Imputed Income for Dependent Children

Services:  Employee Benefits
Type:  alerts

Effective March 30, 2010, The Patient Protection and Affordable Care Act and the Health Care and Education Tax Credits Reconciliation Act of 2010, amended the Internal Revenue Code (IRC) to provide that medical reimbursements made to an employee are not taxable with respect to any child of the taxpayer through the end of the year in which the child turns 26.


Generally, if an employer provided health coverage to a person who is not a tax dependent (as defined by the IRS) of an employee, then the cost of that coverage was taxable to the employee as imputed income.


Since 2008, Massachusetts has required insured health plans to extend coverage to an employee’s children up to age 26 or two years following the loss of dependent status under the Internal Revenue Code, whichever occurs first. Connecticut and New York, among other states, have enacted similar laws requiring coverage of children who may not qualify as federal tax dependents. In some cases, this has required employers to cover children who are not “dependents” of an employee under federal tax law, and impute income to the employee.


Effective March 30, 2010, the Act amends the IRC to provide that medical reimbursements made to an employee are not taxable with respect to any child of the taxpayer through the end of the taxable year in which the child turns 26, whether or not that child is a “ tax dependent.”  A “child” is a son, daughter, stepson, stepdaughter, legally adopted child, or foster child placed with the parent by judgment or decree.

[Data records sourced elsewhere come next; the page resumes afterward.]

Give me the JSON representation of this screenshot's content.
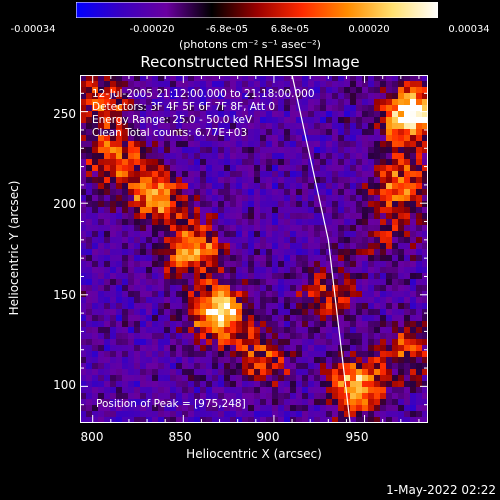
{
  "colorbar": {
    "ticks": [
      "-0.00034",
      "-0.00020",
      "-6.8e-05",
      "6.8e-05",
      "0.00020",
      "0.00034"
    ],
    "unit_label": "(photons cm⁻² s⁻¹ asec⁻²)",
    "colors": [
      "#0000ff",
      "#3a00c0",
      "#6a00a0",
      "#000000",
      "#9a0000",
      "#ff2a00",
      "#ff8c00",
      "#ffe070",
      "#ffffff"
    ]
  },
  "header": {
    "title": "Reconstructed RHESSI Image"
  },
  "info": {
    "time": "12-Jul-2005 21:12:00.000 to 21:18:00.000",
    "detectors": "Detectors: 3F 4F 5F 6F 7F 8F, Att 0",
    "energy": "Energy Range: 25.0 - 50.0 keV",
    "method": "Clean      Total counts: 6.77E+03",
    "peak": "Position of Peak = [975,248]"
  },
  "footer": {
    "timestamp": "1-May-2022 02:22"
  },
  "chart_data": {
    "type": "heatmap",
    "title": "Reconstructed RHESSI Image",
    "xlabel": "Heliocentric X (arcsec)",
    "ylabel": "Heliocentric Y (arcsec)",
    "xlim": [
      793,
      985
    ],
    "ylim": [
      80,
      270
    ],
    "x_ticks": [
      "800",
      "850",
      "900",
      "950"
    ],
    "y_ticks": [
      "100",
      "150",
      "200",
      "250"
    ],
    "zlim": [
      -0.00034,
      0.00034
    ],
    "peak": [
      975,
      248
    ],
    "limb_line": [
      [
        910,
        270
      ],
      [
        930,
        180
      ],
      [
        942,
        80
      ]
    ],
    "bright_regions": [
      {
        "x": 870,
        "y": 140,
        "level": 0.0003
      },
      {
        "x": 855,
        "y": 175,
        "level": 0.00024
      },
      {
        "x": 835,
        "y": 205,
        "level": 0.00022
      },
      {
        "x": 812,
        "y": 225,
        "level": 0.00018
      },
      {
        "x": 805,
        "y": 255,
        "level": 0.00016
      },
      {
        "x": 895,
        "y": 115,
        "level": 0.00016
      },
      {
        "x": 945,
        "y": 100,
        "level": 0.00026
      },
      {
        "x": 930,
        "y": 150,
        "level": 0.00015
      },
      {
        "x": 975,
        "y": 248,
        "level": 0.00034
      },
      {
        "x": 970,
        "y": 210,
        "level": 0.0002
      },
      {
        "x": 975,
        "y": 120,
        "level": 0.00016
      },
      {
        "x": 960,
        "y": 180,
        "level": 0.0001
      }
    ],
    "grid": false
  }
}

Practically, this means that Massachusetts employers no longer need to impute income with respect to children who have not attained age 27 by the end of a taxable year, even if those children do not meet the federal “dependent” definition.


Employers will need to continue to impute income with respect to certain other individuals who may be covered under a plan pursuant to state law or otherwise, but who are not “tax dependents” of the employee, such as same-sex spouses, domestic partners, or the children of either.


The IRC  will also need to be amended to ensure that premiums paid by the employer with respect to any child of the employee who as of the end of the taxable year has not attained age 27 are likewise not included in the employee’s income.